Table 2 Examples of keyframes and keyframing processes

Keyframes provide a means to help interpretation and adaption processes further abstract from the many sources of data input from the environment to information most likely to help the system build a model of the learner and progress and challenges in the domain. Automated keyframing provides a straightforward approach to capture keyframes, but at the cost of mixing “important” and “routine” events together. Long term, we plan to continue to research methods that can support the automatic classification of importance and relevance.

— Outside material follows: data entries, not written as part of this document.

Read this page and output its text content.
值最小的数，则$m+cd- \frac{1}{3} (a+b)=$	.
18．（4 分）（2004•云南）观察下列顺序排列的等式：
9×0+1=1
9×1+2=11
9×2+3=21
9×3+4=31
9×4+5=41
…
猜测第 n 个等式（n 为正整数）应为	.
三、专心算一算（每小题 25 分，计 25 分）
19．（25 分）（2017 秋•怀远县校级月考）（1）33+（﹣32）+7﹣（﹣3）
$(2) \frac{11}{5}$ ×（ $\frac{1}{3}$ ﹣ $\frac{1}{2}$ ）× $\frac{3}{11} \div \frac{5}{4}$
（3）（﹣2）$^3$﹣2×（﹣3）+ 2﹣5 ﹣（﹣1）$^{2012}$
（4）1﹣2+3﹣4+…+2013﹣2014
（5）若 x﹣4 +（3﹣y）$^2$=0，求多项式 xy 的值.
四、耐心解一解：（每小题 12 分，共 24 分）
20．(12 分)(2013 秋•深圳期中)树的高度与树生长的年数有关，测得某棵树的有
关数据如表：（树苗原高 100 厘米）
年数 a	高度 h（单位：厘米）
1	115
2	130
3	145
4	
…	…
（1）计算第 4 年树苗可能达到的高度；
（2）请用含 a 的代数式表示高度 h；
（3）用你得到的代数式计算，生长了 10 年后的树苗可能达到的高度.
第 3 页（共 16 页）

4.3 Elaboration and Repair

The adaptive learning system must be tolerant to noise and observation errors. Sensors will be mis-calibrated. Packets of data will be dropped. A consistent representation enables the research of general algorithms and tools that can support elaboration and refinement of event sequences as well as recognition of problems and repair of the sequence and individual instances within it. Three such elaboration/repair algorithms are as follows:

Logical entailment

The formal semantics of the event representation enable deductive elaboration of the event sequence. Every “start” event has a paired “end” event such as start/stop “TurnToward.” Some events can be defined as inverses of another event, thus representing the same physical event from different perspectives. For example, “Learner detects Actor” is the inverse of “Actor is-detected-by Learner.” Inverse events are particularly useful for elaborating the event sequence so that all event instances are represented from the perspective of each individual entity sequence.

Abduction

When event instances are missing or appear out of sequence, some process other than deductive closure is needed to repair the sequence. The representation itself can provide signals when the sequence is need of repair. In Fig. 2, the presence of two “start” event instances for the “green” event, without an intervening “stop” event creates such a signal. An abductive reasoner can evaluate potential hypotheses about the causes of sequence faults. Abduction can also be used to specialize event instances as further evidence accrues. In the “TurnToward” example, the system cannot know when the turn is initiated where it will end and to what end it is directed; however, when it concludes with the learner facing the new actor, abduction can specialize the “Turn” event instance to “TurnToward” based on observation/evidence.

Inference

In some cases, there may not be enough evidence to assert a repair in detail. In this case, we are exploring machine learning to compile patterns from a large collection of observations and assert the presence of missing event instances (or missing details from the instance). We are using machine-learned models of individual parameters within event instances to compare and match event sequences [6].

While this component is relatively nascent in comparison to event representation and keyframing, it offers an example of the potential power and value of the integrated and abstract representational approach. Because these algorithms are based on the properties of the representation and the statistical properties of observations within a domain, they are not specific to an individual application. We anticipate further reuse across multiple applications of the adaptive learning system.